In Where the Conflict Really Lies: Science, Religion, and Naturalism, I used the term “Darwinism” to denote the view or contention that the most important force driving the process of descent with modification is natural selection working on random genetic mutation. And I looked for definitions of “random,” as used in biology, finding that in every official or semi-official definition of “random” I could find, the basic idea is that mutations are random with respect to adaptivity: most mutations are not adaptive, and mutations don’t arise in response to the organism’s adaptive needs in its environment. I said I thought Darwinism, taken this way, is compatible with theism. I believe Jay agrees with that thought. So where do we disagree?
Here’s what Jay proposes as the core of our disagreement:
Several times, Professor Plantinga notes that I’m not using “Darwinism” as he uses the term. That’s correct, and I think that’s the core of our disagreement. In my view, since there is no official definition that practitioners consistently follow, determining the content of Darwinian theory, and of words such as “Darwinism,” is very much a sociological and historical enterprise. Our use of these words should accommodate what Darwin said, how his work is understood, and how it is described and taught in textbooks and elsewhere. When we do that, I think it becomes clear that an essential property of Darwinism is either to deny real teleology in biology or at least to make it superfluous. To be precise, Darwinists typically see the combination of natural selection and random variations, rather than the random variations alone, as a design substitute.

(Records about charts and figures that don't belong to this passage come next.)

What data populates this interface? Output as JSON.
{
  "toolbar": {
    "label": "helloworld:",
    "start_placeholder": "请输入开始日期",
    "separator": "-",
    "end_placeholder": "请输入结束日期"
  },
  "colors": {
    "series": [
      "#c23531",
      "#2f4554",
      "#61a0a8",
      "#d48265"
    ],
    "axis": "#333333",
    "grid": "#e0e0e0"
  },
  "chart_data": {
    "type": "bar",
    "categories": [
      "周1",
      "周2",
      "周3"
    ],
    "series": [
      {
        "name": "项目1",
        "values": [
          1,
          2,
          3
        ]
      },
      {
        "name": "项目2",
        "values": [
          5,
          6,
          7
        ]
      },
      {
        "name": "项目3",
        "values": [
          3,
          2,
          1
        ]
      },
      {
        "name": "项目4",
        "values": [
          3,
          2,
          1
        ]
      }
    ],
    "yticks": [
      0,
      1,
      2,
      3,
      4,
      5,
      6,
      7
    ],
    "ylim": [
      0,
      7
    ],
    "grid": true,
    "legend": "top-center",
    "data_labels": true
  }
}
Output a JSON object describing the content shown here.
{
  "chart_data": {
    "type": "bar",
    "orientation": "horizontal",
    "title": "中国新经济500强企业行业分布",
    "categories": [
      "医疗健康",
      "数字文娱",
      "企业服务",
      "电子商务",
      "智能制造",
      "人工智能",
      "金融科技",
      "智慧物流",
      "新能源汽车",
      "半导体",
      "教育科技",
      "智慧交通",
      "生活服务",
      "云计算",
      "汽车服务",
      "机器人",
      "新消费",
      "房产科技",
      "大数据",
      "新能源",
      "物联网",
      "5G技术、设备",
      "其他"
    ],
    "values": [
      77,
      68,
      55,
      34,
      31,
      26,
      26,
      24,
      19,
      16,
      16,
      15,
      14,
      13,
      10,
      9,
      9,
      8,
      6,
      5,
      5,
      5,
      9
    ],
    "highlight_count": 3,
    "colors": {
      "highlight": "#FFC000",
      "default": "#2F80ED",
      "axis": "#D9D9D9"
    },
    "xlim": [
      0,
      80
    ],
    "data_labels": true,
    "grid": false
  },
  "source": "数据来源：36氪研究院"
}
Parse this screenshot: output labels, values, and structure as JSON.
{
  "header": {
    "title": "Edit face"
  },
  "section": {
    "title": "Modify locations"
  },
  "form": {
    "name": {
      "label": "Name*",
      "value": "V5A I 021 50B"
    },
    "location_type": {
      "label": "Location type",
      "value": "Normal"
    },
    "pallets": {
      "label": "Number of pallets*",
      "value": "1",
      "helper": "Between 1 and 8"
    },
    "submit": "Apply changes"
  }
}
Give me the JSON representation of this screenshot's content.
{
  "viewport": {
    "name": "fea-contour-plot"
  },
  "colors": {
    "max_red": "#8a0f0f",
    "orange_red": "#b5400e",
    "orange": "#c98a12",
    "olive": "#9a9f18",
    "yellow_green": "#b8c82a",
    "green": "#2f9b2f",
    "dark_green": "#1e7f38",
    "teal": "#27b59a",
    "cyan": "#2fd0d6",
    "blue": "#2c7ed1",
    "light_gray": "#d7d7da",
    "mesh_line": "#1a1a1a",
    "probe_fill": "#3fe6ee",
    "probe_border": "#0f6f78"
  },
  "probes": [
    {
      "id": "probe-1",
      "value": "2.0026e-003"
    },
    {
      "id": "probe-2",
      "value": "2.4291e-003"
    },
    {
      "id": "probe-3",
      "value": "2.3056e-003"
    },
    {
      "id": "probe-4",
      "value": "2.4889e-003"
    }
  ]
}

So am I right in thinking that our only disagreement is that Jay disapproves of my using the word “Darwinism” the way I did? Of course I agree that if we use the word to mean something like “the views of Darwin and those who agree with him” or “the view of most people who call themselves “Darwinists,'” then the sentence “Darwinism is inconsistent with teleology and design” expresses a truth. I also agree that those meanings would probably be closer to the ordinary meaning of the word than the meaning I was stipulating for it. But I was just stipulating a meaning for that discussion: it would be as if I said:
For the time being, I will use the word “Darwinism” as an abbreviation for “the view that the most important force driving the process of descent with modification is natural selection working on random genetic mutation.” So wherever I say “Darwinism” you can replace it with “the view that the most important force driving the process of descent with modification is natural selection working on random genetic mutation.”
I can’t see much of a problem with that.
Maybe Jay thinks my procedure here would be like this: I propose to use the word “Republican” to mean “unmitigated scoundrel” and then assert the sentence: “All Republican are unmitigated scoundrels.” My sentence will then express a truth (the truth that all unmitigated scoundrels are (naturally enough) unmitigated scoundrels); but this procedure could be seriously misleading. People might think that I was claiming that all Republicans (the term taken in its ordinary sense) are scoundrels. I might be unwelcome at Republican rallies, even if I am in fact a Republican.
Maybe he’s right: maybe it was infelicitous of me to stipulate the meaning for “Darwinism” I did stipulate. But I think Jay makes a mistake in this neighborhood. He quotes something Ernst Mayr says: “Darwinism rejects all supernatural phenomena and causations. The theory of evolution by natural selection explains the adaptedness and diversity of the world solely materialistically.” Jay then adds “If Plantinga is right in his use of ‘Darwinism,’ then Mayr must be mistaken here.” But that can’t be right. Here I think Jay is confusing verbal issues with substantive issues. Mayr is using the term more like Jay does (and, as I say, that’s probably close to the usual meaning of the term), and, of course, he has a perfect right to do so. But I was simply stipulating a use of the term for purposes of argument; and my being within my rights in doing that certainly doesn’t show either that Mayr is mistaken in the assertion he makes, given his sense of the term, or that he is not within his rights in using the term the way he does.
It is comforting, however, to see that our disagreement is merely verbal.